According to a 2016 Union Leader article, the county paid out a little more than $1 million in lawsuits over the previous decade. At least one other settlement has been reached since then: $30,000 to an inmate whose pregnancy was ignored and who delivered a stillborn baby.
In 2016, the state revoked the medical license of the jail’s doctor, Matthew Masewic. The jail is also party to the $25 million lawsuit brought after the 2013 paralysis of Fern Ornelas.
“In my opinion he was the superintendent at a totally dysfunctional jail, and for whatever reasons chose or was unable to do anything about it,” said attorney Larry Vogelman, who estimates he has sued the jail 25 times. He has three suits pending.
Vogelman said the two biggest issues are medical care and a culture of brutality. He thinks the county’s philosophy is that it saves money by paying out claims instead of addressing problems.

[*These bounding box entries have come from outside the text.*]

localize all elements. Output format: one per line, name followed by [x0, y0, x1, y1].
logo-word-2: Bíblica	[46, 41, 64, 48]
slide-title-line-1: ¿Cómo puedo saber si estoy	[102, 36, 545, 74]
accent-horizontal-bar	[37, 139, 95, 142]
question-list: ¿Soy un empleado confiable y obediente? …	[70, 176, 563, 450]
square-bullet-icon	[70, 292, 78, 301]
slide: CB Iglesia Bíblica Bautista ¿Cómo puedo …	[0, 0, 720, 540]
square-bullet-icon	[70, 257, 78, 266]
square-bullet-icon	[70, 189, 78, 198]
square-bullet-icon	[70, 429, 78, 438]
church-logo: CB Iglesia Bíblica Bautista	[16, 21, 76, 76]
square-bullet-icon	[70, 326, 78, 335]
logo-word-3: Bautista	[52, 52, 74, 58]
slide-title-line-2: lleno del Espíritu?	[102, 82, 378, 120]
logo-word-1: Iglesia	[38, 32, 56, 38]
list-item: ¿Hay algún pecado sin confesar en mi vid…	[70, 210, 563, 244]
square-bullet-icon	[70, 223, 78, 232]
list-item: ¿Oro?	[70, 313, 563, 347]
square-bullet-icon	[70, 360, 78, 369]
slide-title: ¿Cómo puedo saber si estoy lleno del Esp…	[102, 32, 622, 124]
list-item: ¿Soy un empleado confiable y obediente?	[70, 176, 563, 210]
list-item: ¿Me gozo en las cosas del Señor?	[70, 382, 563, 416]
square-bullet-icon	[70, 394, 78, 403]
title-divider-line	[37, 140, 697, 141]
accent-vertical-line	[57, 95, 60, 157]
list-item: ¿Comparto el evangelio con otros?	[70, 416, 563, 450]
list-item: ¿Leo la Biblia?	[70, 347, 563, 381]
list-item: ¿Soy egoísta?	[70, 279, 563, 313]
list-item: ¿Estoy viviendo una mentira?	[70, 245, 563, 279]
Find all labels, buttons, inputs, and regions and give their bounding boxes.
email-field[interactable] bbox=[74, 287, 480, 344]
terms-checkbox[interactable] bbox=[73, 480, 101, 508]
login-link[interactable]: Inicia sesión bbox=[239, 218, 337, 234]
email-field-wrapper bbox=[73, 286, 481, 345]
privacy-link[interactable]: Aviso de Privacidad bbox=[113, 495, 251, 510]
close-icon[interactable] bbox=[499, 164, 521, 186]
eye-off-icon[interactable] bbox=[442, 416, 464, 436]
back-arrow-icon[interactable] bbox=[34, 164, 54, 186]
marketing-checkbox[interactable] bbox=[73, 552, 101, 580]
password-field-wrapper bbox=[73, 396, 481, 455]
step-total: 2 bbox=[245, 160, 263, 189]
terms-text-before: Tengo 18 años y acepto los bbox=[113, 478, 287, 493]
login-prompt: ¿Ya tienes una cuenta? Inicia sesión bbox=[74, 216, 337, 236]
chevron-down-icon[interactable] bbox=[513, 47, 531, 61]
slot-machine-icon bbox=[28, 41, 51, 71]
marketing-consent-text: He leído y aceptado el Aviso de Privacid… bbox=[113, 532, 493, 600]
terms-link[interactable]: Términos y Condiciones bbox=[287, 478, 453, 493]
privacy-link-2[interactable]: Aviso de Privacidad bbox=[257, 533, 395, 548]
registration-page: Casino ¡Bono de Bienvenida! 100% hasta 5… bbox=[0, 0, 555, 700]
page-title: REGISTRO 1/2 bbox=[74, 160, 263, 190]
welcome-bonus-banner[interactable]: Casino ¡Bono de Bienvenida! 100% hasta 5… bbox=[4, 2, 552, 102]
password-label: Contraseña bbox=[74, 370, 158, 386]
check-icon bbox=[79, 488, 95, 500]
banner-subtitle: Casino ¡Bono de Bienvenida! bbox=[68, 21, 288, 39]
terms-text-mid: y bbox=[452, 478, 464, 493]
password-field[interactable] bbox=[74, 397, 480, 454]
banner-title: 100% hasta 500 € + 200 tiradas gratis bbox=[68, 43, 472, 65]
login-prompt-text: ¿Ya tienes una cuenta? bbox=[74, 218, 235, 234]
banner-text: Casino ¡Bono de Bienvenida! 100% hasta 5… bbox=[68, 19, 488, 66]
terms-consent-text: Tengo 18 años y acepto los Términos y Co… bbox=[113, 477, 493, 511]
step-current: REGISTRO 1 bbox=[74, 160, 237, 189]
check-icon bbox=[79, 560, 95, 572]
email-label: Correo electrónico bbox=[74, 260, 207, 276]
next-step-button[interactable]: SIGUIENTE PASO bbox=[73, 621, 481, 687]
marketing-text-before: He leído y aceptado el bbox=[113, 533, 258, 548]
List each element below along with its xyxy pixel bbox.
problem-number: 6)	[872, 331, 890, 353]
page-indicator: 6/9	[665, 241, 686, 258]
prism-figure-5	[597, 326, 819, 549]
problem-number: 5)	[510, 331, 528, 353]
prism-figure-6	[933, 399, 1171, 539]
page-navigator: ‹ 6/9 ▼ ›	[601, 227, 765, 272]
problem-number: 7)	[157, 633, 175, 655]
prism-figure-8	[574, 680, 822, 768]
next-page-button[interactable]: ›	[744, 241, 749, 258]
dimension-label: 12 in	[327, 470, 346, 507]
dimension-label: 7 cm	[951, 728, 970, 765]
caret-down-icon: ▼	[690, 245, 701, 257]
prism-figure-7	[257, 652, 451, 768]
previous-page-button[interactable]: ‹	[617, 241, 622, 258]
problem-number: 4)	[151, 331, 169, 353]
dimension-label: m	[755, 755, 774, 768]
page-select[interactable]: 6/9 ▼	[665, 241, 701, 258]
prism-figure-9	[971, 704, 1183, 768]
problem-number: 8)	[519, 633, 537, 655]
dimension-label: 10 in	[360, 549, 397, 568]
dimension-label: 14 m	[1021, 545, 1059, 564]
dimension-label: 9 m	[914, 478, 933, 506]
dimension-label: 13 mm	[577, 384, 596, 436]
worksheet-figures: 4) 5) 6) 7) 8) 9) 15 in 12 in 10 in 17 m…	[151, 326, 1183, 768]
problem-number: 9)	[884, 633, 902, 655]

Dionne said medical care has improved at the jail. He complains that the state doesn’t have the capacity to treat mentally ill people, so they end up in his jail. But he acknowledged that Masewic wasn’t the right man for the job.
“Did I hire the wrong person? Probably, yeah,” he said.
Dionne engages his listeners. He speaks confidently and freely, making a listener feel he is unguarded and sharing secrets.
He issues news releases when people die in his jail. Of late, he has responded to criticism with wit. For example, last year I quoted people who complained about food, drug use and humiliation during their stay at Valley Street.
Dionne said the jail deserves credit.
“The inmates no longer say they’re being dragged around and beaten up. They’re complaining about the food and being called names,” he said.
He dismisses the suggestion that the jail go through accreditation, a review process that police departments, schools and a host of institutions endure.
“We don’t need someone to monitor us, to spend a lot of money,” he said. “I can be accredited and I can still violate people’s rights. It’s how we handle people in this job, and we treat them right.”
Dionne is most proud of SATCO, which he devised when he realized that his inmates weren’t getting the drug treatment programs available from drug court, which is limited to felons as an alternative to prison sentences.
Inmates in SATCO participate in 60 days of intensive classwork. They are then freed under a host of requirements such as electronic monitoring, a job and a positive home life. Over the past 12 months, 67 took part in the program and 13 graduated.
Dionne also had an impact on one of the most contentious criminal justice issues of the past year. Bail reform started after homeless Nashua resident Jeffrey Pendleton died at Valley Street of a fentanyl overdose; he was jailed for missing a court date on a marijuana possession charge.
Dionne assented to interviews with inmates to highlight the incarceration of people for petty crimes. And he sent state leaders lists of people held in his jail for bail amounts of $100 to $500, which critics said deprived the poor of their liberties before trial.
“That’s stupid bail. That’s what I was sick and tired of,” he said. Bail reform has cleared out the jail, dropping the census that could reach 500 down to 200 on a busy night.
Since last Wednesday, the jail has been headed by Capt. Gary Hiscoe, previously its director of operations and now interim superintendent. There is no wholesale effort in the wings to effect change.
County Commissioner Chairman Toni Pappas said the job was advertised in-house and across New Hampshire, but not outside the state, she said.
“He was one of the finest and most respected superintendents we’ve ever had in Hillsborough County,” Pappas said of Dionne.
Pappas acknowledged the lawsuits, but said the jail’s health care is excellent.
Simultaneously last year, Dionne announced his retirement from his job and his motorcycle after crashing his Harley-Davidson and breaking a leg, his second serious two-wheeled accident.
He plans to sell his south Manchester home and divide his time on the road between Arizona and New Hampshire.
“My motorcycle now,” he said,”is 32 feet long and has four tires.”